Gordon Brown said the non-binding agreement achieved after rounds of talks in the Danish capital were "at best flawed, at worst chaotic."

"We will not allow a few countries to hold us back," he told an environmental meeting in London via a videolink from Scotland. He did not name those countries. "What happened at Copenhagen was a flawed decision-making process.

"We have just got to find a way of moving this process forward."

Writing in Monday's Guardian newspaper, British Climate Change and Energy Secretary Ed Miliband blamed China for blocking emissions targets.

He also implicated Sudan, Venezuela, Bolivia, Nicaragua and Cuba in the failure to strike a deal, aides told the paper.
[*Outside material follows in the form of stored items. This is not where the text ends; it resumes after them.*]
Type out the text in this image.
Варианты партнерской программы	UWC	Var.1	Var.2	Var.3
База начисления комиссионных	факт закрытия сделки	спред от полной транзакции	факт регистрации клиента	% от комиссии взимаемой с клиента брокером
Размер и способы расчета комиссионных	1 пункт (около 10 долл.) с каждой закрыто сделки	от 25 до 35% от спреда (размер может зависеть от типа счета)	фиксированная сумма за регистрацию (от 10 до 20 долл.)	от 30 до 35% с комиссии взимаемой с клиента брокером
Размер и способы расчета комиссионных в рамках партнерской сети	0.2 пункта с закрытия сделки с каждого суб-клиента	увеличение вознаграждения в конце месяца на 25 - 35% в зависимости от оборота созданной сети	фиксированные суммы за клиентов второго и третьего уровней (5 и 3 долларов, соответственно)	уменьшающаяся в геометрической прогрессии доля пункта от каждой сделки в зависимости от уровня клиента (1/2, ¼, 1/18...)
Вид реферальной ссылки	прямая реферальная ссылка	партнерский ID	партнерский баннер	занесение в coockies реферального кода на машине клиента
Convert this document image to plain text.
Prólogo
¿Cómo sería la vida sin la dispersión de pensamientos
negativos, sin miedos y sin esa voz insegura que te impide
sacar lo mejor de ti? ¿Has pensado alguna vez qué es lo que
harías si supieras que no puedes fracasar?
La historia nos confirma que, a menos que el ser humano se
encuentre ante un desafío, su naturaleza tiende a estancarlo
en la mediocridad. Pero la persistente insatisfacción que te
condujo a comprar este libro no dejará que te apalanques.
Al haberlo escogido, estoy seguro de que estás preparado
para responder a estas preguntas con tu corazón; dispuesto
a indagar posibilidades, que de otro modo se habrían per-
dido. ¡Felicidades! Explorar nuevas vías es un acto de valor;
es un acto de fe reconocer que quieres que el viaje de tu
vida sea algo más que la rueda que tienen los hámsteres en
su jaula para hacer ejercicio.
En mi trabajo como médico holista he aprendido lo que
China said it would treat talks on a binding global climate change pact in 2010 as a struggle over the "right to develop," a Chinese official said, signaling more tough deal-making will follow the Copenhagen summit.

China, the world's biggest emitter of greenhouse gases from human activities and its biggest developing economy, was at the heart of the talks, and bared some its growing assertiveness in grinding late-night sessions.
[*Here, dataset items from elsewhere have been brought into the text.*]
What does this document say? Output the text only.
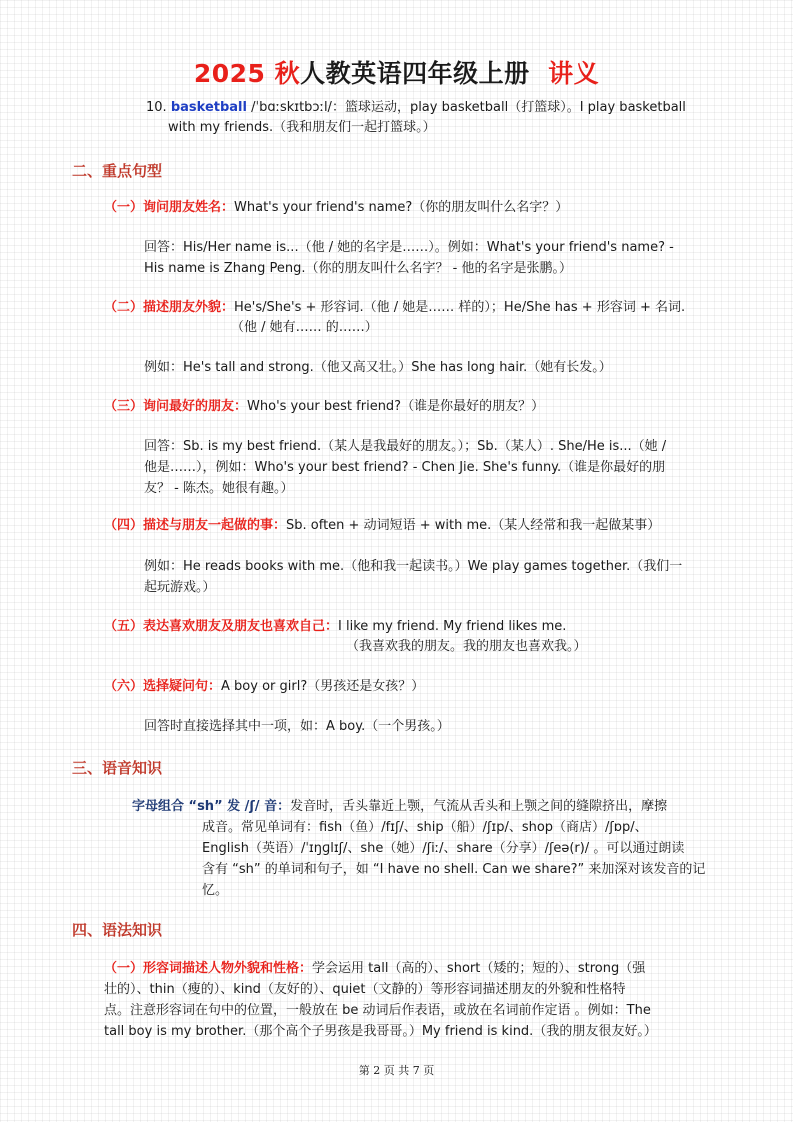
2025 秋人教英语四年级上册 讲义
10. basketball /ˈbɑːskɪtbɔːl/：篮球运动，play basketball（打篮球）。I play basketball
with my friends.（我和朋友们一起打篮球。）
二、重点句型
（一）询问朋友姓名：What's your friend's name?（你的朋友叫什么名字？）
回答：His/Her name is...（他 / 她的名字是……）。例如：What's your friend's name? -
His name is Zhang Peng.（你的朋友叫什么名字？ - 他的名字是张鹏。）
（二）描述朋友外貌：He's/She's + 形容词.（他 / 她是…… 样的）；He/She has + 形容词 + 名词.
（他 / 她有…… 的……）
例如：He's tall and strong.（他又高又壮。）She has long hair.（她有长发。）
（三）询问最好的朋友：Who's your best friend?（谁是你最好的朋友？）
回答：Sb. is my best friend.（某人是我最好的朋友。）；Sb.（某人）. She/He is...（她 /
他是……），例如：Who's your best friend? - Chen Jie. She's funny.（谁是你最好的朋
友？ - 陈杰。她很有趣。）
（四）描述与朋友一起做的事：Sb. often + 动词短语 + with me.（某人经常和我一起做某事）
例如：He reads books with me.（他和我一起读书。）We play games together.（我们一
起玩游戏。）
（五）表达喜欢朋友及朋友也喜欢自己：I like my friend. My friend likes me.
（我喜欢我的朋友。我的朋友也喜欢我。）
（六）选择疑问句：A boy or girl?（男孩还是女孩？）
回答时直接选择其中一项，如：A boy.（一个男孩。）
三、语音知识
字母组合 “sh” 发 /ʃ/ 音：发音时，舌头靠近上颚，气流从舌头和上颚之间的缝隙挤出，摩擦
成音。常见单词有：fish（鱼）/fɪʃ/、ship（船）/ʃɪp/、shop（商店）/ʃɒp/、
English（英语）/ˈɪŋɡlɪʃ/、she（她）/ʃiː/、share（分享）/ʃeə(r)/ 。可以通过朗读
含有 “sh” 的单词和句子，如 “I have no shell. Can we share?” 来加深对该发音的记
忆。
四、语法知识
（一）形容词描述人物外貌和性格：学会运用 tall（高的）、short（矮的；短的）、strong（强
壮的）、thin（瘦的）、kind（友好的）、quiet（文静的）等形容词描述朋友的外貌和性格特
点。注意形容词在句中的位置，一般放在 be 动词后作表语，或放在名词前作定语 。例如：The
tall boy is my brother.（那个高个子男孩是我哥哥。）My friend is kind.（我的朋友很友好。）
第 2 页 共 7 页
Miliband later said "four or five countries out of 192" had stood in the way of a deal in Copenhagen.

"My biggest frustration was that we were not arguing about points of substance, we were arguing about procedures," Miliband told the meeting in London.

The summit in Copenhagen ended with a bare-minimum agreement on Saturday when delegates "noted" an accord struck by the United States, China and other emerging powers that fell far short of original goals.